県立『陶芸の森』の杉山さんのご紹介で、来日しているヘルシンキ
芸術デザイン大学講師兼プロダクトデザイナーのナタリと会う。

彼女の作品は主に鋳込みの薄い磁器で、木製の入れ物にガラスの器
と組み合わせで商品化されている。「信楽の土でも試みて」という
話を終えて、皆で『北欧のスタイリッシュ・デザイン』を見る。

フィンランドのアラビア窯の変遷を、一挙に見ることが出来た。

私は、1932年から1980年代の”アート・デパートメント”が設立さ
れ、カイ・フランクが主任デザイナーになってからのものが一番好
みだ。

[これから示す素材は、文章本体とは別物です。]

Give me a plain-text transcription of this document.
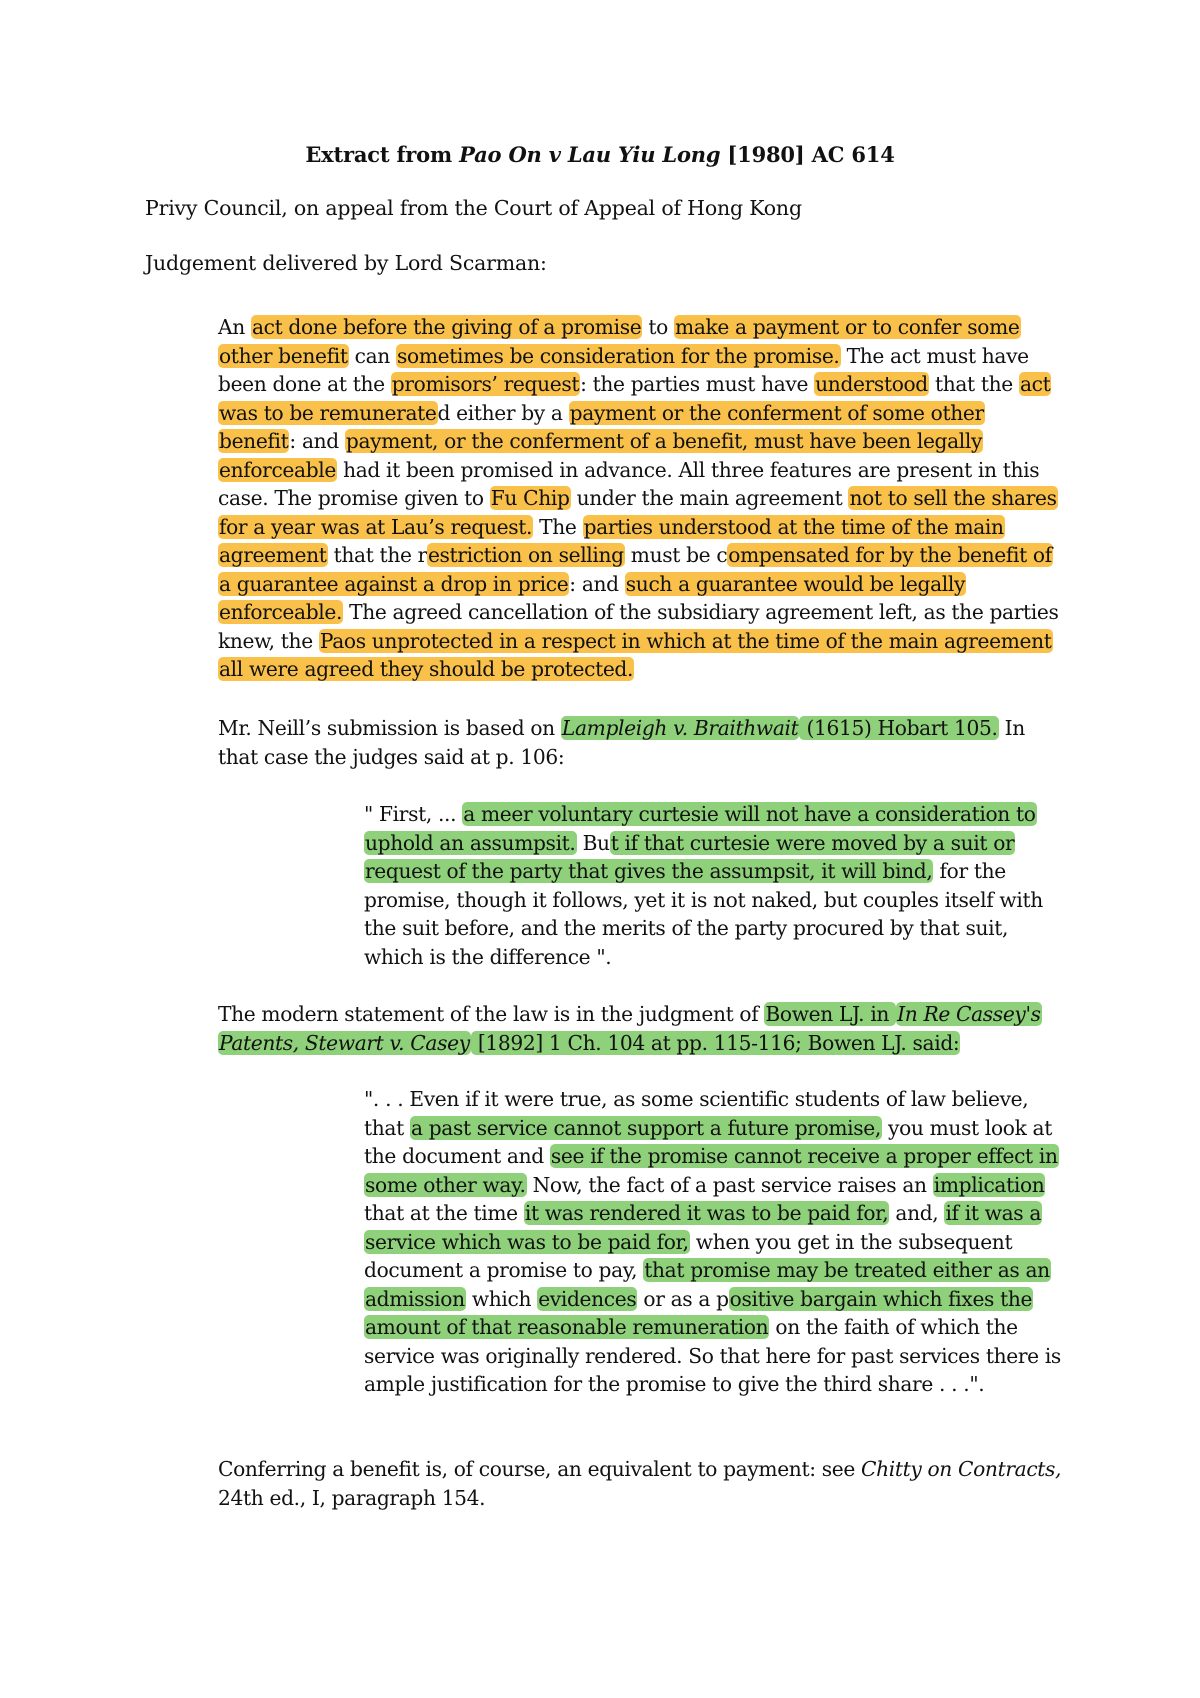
Extract from Pao On v Lau Yiu Long [1980] AC 614
Privy Council, on appeal from the Court of Appeal of Hong Kong
Judgement delivered by Lord Scarman:

An act done before the giving of a promise to make a payment or to confer some other benefit can sometimes be consideration for the promise. The act must have been done at the promisors’ request: the parties must have understood that the act was to be remunerated either by a payment or the conferment of some other benefit: and payment, or the conferment of a benefit, must have been legally enforceable had it been promised in advance. All three features are present in this case. The promise given to Fu Chip under the main agreement not to sell the shares for a year was at Lau’s request. The parties understood at the time of the main agreement that the restriction on selling must be compensated for by the benefit of a guarantee against a drop in price: and such a guarantee would be legally enforceable. The agreed cancellation of the subsidiary agreement left, as the parties knew, the Paos unprotected in a respect in which at the time of the main agreement all were agreed they should be protected.

Mr. Neill’s submission is based on Lampleigh v. Braithwait (1615) Hobart 105. In that case the judges said at p. 106:

" First, ... a meer voluntary curtesie will not have a consideration to uphold an assumpsit. But if that curtesie were moved by a suit or request of the party that gives the assumpsit, it will bind, for the promise, though it follows, yet it is not naked, but couples itself with the suit before, and the merits of the party procured by that suit, which is the difference ".

The modern statement of the law is in the judgment of Bowen LJ. in In Re Cassey's Patents, Stewart v. Casey [1892] 1 Ch. 104 at pp. 115-116; Bowen LJ. said:

". . . Even if it were true, as some scientific students of law believe, that a past service cannot support a future promise, you must look at the document and see if the promise cannot receive a proper effect in some other way. Now, the fact of a past service raises an implication that at the time it was rendered it was to be paid for, and, if it was a service which was to be paid for, when you get in the subsequent document a promise to pay, that promise may be treated either as an admission which evidences or as a positive bargain which fixes the amount of that reasonable remuneration on the faith of which the service was originally rendered. So that here for past services there is ample justification for the promise to give the third share . . .".

Conferring a benefit is, of course, an equivalent to payment: see Chitty on Contracts, 24th ed., I, paragraph 154.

デザイン性とクオリティが高い。

特にアウネ・シーメスの”白と青の小さなカップ”は素晴らしい!
これは、ありそうでどこにも無い。しかも奇を衒ってはいない。

入れ子式は日本古来のものでなかった。ボウルなどの食器が入れ子
で収納できるのは、見た目も美しく今も斬新に感じる。

果実を立体的に描いた”鳥とフルーツの皿”が欲しいなぁと言うと、
「ヘルシンキの骨董やには、今でも当時のものが残っているよ。」
と杉山さんが答えた。間髪入れず、並川先生が「行くわ!」とおっ
しゃった。フットワークの軽い人は人生を謳歌していると思う。

階下のラウンジで、ムーミンを模ったジンジャー入りのクッキーと
コーヒーをいただく。白夜は一日が長くって素敵、オーロラも見え
る。などの話を聞くに連れ、フィンランドが近くに感じられる。

帰り際、ナタリが私にひとつのボウルをくれた。一目見て気に入っ
ていたものだ。外がマットの白、中がボルドー色の配色は大人っぽ
い可愛さがあり、とても洒落ている。